Madame's Tourney July 8, 2005

Due to a rainstorm, there were only 19 at this tourney, when there are usually 24 or more. Limped into the final table after being critically wounded a few hands before, and went out on hand #91 as the first casualty at the final table. The notebook seemed to keep me away from all-in fever: although I had my share of all-ins and offers to go all-in, I only made one poor judgement call involving the magic words.

A player who'd been antagonizing me (in the poker game only, we had friendly chit chat outside the game) raises my limp, and I go into the flop. I flop a pair of kings, which is the high card on the board. He bets big, and I call. There's another king, he's first to act, he bets and I call. Last card is a jack, and the board now reads something like K, 9, 7, K, J with no possible flush. I'm sitting on trips waiting for one more stupid bet, and he goes all in.

Do you see the straight on the board?
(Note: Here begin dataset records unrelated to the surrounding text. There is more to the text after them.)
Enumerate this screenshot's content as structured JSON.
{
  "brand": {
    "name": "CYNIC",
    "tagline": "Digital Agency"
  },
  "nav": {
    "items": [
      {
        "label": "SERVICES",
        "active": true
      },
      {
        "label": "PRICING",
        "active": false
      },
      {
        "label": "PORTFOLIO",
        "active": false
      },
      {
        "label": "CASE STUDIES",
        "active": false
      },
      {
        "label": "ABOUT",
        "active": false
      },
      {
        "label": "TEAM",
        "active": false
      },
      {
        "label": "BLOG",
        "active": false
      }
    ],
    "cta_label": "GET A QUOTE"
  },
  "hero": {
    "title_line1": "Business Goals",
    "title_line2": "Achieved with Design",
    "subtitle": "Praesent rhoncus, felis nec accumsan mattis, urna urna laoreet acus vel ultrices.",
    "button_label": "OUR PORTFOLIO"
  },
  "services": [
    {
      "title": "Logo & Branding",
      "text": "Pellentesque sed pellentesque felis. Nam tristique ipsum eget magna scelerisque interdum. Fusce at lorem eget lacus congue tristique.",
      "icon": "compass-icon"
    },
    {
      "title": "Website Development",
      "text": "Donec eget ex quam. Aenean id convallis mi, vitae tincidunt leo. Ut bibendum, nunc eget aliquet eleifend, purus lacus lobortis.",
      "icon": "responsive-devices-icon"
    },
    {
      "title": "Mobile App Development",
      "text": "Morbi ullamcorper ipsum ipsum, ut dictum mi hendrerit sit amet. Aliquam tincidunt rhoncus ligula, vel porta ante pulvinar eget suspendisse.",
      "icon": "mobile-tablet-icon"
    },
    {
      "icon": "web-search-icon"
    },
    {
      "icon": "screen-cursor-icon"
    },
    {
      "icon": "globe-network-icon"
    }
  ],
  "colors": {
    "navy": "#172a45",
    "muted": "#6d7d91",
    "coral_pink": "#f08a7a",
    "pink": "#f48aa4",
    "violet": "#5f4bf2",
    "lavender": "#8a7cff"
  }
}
I didn't till we flipped our cards. In one hand I went from healthy-big to crippled. In retrospect, I could have put him all in on the turn, and he would have been in a position to double the pot in exchange for his open-ended straight draw.

I was catching a lot of nice cards all evening, but only because I was willing to wait for my moments. Looking at the notebook, I see that I didn't get much above my original stack until hand 60, and prior to that point I yo-yo'd between break-even and worse, but never got myself into serious trouble.

My life as a big stack lasted for precisely 3 hands.

At the tail end of my night, I go all in at 2.2 BB, and get two callers. I have KTs vs 58 and K7. 48os was also at the end of his rope, so didn't have our bets covered. BB calls just so I don't auto-steal the blind that little stack doesn't have covered. If they were suited, I was the 45.2% favorite. If they weren't, I was the 52.0% favorite. I forget if they were suited, sorry.

The tiny stack rivers his trip 8s, and by the time we're done, the board negates my T beating the BB's 4 and it is a push. I go out 2 or 3 hands later.

Final hand I'm the BB and announce an all-in as BB times 1.2 without looking at my cards. Madame is gracious enough to raise everybody else out, so it's at least a race. She's got two overs to my two unders, and nobody pairs up.

A very enjoyable evening. Five hours of poker flew by in a twinkling.